No soy una persona seria. Considero que nos define aquello que hacemos. Tengo seis animales (cuatro perros y dos gatos); escribo por devoción, leo —fantasía, ciencia ficción, ensayo, filosofía— y adoro las series de TV y el buen cine. Estudié un año de Filosofía en la Universidad de Barcelona y lo dejé; me licencié en HumanidadesToco la guitarra, pero no canto en la ducha. Soy agnóstico (o ateo encubierto) y (casi) apolítico por obligación. No me gusta la masificación urbanística, ni volar, ni la gente que intenta imponer sus opiniones.

Bueno, puedo contarte algo más, claro.

De niño me comí una caja de cerillas. Unos años más tarde, me salió barba y decidí que, religión por religión, prefería el heavy metal a las interminables misas en el colegio. Por aquel entonces, llevaba chupa de cuero hasta en agosto y, todavía hoy, mis amigos no pierden la oportunidad de recordarlo, públicamente, en los momentos más inoportunos.

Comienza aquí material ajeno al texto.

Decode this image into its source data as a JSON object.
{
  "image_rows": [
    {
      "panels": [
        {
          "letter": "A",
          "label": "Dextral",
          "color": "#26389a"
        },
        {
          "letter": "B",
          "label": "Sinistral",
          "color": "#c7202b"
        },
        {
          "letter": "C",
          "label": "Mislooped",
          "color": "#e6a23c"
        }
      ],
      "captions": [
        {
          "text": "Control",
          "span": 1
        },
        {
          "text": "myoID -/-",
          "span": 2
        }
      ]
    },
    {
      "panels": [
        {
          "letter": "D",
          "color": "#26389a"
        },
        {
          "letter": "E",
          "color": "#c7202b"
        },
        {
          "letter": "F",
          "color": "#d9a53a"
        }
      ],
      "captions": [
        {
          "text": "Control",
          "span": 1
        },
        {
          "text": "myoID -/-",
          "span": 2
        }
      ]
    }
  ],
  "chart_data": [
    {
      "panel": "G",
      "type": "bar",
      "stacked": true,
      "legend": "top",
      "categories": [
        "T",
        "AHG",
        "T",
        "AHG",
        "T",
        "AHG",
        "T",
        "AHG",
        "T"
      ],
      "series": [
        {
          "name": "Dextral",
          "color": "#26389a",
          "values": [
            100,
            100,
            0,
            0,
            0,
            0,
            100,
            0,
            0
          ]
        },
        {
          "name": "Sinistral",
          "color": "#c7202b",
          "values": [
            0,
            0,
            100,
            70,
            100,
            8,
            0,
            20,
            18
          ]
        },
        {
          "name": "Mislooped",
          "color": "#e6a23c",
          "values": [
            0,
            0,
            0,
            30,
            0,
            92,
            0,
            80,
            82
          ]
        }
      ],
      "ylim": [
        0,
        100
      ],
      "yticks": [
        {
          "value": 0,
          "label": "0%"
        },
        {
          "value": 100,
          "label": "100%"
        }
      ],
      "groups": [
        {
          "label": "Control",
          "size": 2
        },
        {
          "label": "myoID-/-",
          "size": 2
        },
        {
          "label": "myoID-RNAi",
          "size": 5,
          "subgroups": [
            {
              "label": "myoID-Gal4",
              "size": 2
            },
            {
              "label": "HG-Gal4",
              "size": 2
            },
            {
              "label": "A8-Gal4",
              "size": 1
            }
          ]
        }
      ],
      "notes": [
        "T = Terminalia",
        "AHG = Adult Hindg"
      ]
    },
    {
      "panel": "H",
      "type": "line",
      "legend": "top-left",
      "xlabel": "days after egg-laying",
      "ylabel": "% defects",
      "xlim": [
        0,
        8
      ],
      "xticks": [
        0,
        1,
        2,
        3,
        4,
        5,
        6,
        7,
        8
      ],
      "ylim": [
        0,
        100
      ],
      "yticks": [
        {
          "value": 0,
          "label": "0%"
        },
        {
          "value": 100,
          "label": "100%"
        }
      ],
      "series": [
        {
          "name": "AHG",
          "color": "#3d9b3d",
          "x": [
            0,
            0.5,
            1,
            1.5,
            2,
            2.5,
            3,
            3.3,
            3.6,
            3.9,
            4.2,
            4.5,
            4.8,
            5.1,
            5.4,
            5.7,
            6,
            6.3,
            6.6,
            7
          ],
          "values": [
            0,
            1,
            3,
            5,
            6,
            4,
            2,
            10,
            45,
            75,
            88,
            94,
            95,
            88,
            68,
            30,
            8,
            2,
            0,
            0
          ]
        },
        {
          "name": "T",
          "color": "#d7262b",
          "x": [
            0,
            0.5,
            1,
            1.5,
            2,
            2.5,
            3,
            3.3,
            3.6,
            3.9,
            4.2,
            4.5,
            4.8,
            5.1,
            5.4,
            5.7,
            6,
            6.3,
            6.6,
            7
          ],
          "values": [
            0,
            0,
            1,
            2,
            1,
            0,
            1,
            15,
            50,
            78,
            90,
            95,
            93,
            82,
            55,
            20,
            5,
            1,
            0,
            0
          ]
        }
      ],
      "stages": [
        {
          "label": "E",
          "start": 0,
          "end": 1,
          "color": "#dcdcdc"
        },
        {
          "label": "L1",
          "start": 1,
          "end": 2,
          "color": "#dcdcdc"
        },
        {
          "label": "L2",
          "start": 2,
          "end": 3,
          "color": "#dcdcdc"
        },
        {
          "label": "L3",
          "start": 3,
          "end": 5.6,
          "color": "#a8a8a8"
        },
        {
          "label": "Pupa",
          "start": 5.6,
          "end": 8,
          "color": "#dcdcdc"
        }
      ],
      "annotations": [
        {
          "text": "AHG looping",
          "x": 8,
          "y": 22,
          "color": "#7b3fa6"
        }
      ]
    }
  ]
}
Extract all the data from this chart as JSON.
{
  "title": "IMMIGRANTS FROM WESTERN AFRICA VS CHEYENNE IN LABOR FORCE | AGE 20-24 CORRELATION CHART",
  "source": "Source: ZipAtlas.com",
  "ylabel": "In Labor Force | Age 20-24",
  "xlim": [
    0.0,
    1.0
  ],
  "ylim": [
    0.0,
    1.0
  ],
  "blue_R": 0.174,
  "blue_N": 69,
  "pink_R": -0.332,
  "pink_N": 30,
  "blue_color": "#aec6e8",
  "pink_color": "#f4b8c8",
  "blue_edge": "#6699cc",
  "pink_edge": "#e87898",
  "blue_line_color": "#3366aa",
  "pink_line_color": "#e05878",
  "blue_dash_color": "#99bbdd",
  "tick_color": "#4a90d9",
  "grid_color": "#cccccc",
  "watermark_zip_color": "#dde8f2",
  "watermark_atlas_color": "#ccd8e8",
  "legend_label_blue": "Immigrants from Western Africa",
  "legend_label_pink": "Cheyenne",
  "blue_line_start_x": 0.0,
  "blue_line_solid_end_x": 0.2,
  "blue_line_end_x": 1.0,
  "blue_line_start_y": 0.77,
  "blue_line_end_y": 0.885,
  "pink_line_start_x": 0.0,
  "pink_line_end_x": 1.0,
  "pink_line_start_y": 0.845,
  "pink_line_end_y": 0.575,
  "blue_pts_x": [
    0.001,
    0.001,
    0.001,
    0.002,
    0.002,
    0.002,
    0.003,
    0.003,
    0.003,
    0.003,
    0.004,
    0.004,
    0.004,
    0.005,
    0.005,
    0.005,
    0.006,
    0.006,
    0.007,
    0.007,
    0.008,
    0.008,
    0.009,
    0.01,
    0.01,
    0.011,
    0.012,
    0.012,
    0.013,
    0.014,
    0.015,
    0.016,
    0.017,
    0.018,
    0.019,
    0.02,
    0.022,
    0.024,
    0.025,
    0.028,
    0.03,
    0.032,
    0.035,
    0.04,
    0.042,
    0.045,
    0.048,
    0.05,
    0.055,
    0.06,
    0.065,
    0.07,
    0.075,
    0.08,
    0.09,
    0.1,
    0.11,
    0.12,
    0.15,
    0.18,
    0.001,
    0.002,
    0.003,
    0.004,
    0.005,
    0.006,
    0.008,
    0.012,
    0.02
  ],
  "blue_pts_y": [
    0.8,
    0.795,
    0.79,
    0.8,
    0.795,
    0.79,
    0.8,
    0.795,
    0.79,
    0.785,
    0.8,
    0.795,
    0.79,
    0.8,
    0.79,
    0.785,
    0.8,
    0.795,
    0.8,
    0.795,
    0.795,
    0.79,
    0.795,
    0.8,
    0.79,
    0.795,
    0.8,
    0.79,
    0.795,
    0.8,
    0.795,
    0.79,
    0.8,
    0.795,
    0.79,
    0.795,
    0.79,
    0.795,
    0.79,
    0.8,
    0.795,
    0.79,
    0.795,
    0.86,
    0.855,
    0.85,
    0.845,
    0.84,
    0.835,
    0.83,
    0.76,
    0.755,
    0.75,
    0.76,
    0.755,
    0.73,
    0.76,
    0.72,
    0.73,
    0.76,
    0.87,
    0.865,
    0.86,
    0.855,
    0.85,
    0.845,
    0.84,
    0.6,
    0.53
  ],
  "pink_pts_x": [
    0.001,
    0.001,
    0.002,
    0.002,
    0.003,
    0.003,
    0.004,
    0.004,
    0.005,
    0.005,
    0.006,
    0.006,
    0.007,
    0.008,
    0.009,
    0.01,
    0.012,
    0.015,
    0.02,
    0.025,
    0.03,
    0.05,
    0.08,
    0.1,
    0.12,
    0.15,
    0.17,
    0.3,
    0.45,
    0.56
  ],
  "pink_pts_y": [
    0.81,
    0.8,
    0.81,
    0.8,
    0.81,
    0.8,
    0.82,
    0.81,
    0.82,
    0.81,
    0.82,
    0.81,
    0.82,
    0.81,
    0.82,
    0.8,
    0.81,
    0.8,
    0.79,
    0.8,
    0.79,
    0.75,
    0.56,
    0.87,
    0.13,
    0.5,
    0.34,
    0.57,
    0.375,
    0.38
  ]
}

A los 18 olvidé matricularme en la universidad. Ese mismo año decidí que quería ser escritor. Mi padre se rio (mucho), aunque no le guardo rencor. Un año más tarde, me matriculé en la Facultad de Filosofía y Letras; me enfrenté a la lógica de segundo orden y escapé de allí escarmentado. Continué escribiendo.

Un año después empecé en la Facultad de Humanidades, con las hormonas revolucionadas y absoluta pasión por muchas de las asignaturas de la carrera. Fueron cuatro años geniales, aunque el título sigue en un cajón. Al cerrar la puerta, encontré trabajo de comercial de las cosas más variopintas que te puedes echar a la cara y decidí meterme en trabajos basura mientras estudiaba Corrección profesional.

Al inicio de la crisis financiera de 2008, Laura, mi mujer (¿a ti no te suena mal ese posesivo?), y yo creamos Vorágine como un medio de ofrecer textos de calidad a agencias de marketing y publicidad; la cosa creció, y engañamos a muchas otras marcas con un poco de labia. En marzo de 2017, bajamos la persiana, y el verano de ese mismo año decidí que quería seguir haciendo una de las cosas que más me gustan, y aquí estoy.

Por cierto, sigo escuchando buena música. Eso tampoco ha cambiado.

¿Quién forma parte de JRUIZ hoy?

Del verano de 2017 a principios de 2019, JRUIZ ha sido el sitio web donde presentar mi perfil profesional. Este año, 2019, he empezado a colaborar en proyectos con Laura Palau, quien compagina el marketing con la fotografía de mascotas, y otros colegas (y grandes profesionales) a los que conocí durante mis siete años en Vorágine. Por esto, como en casa me enseñaron a ser humilde, este Sobre mí hoy es un poco más un Sobre nosotros.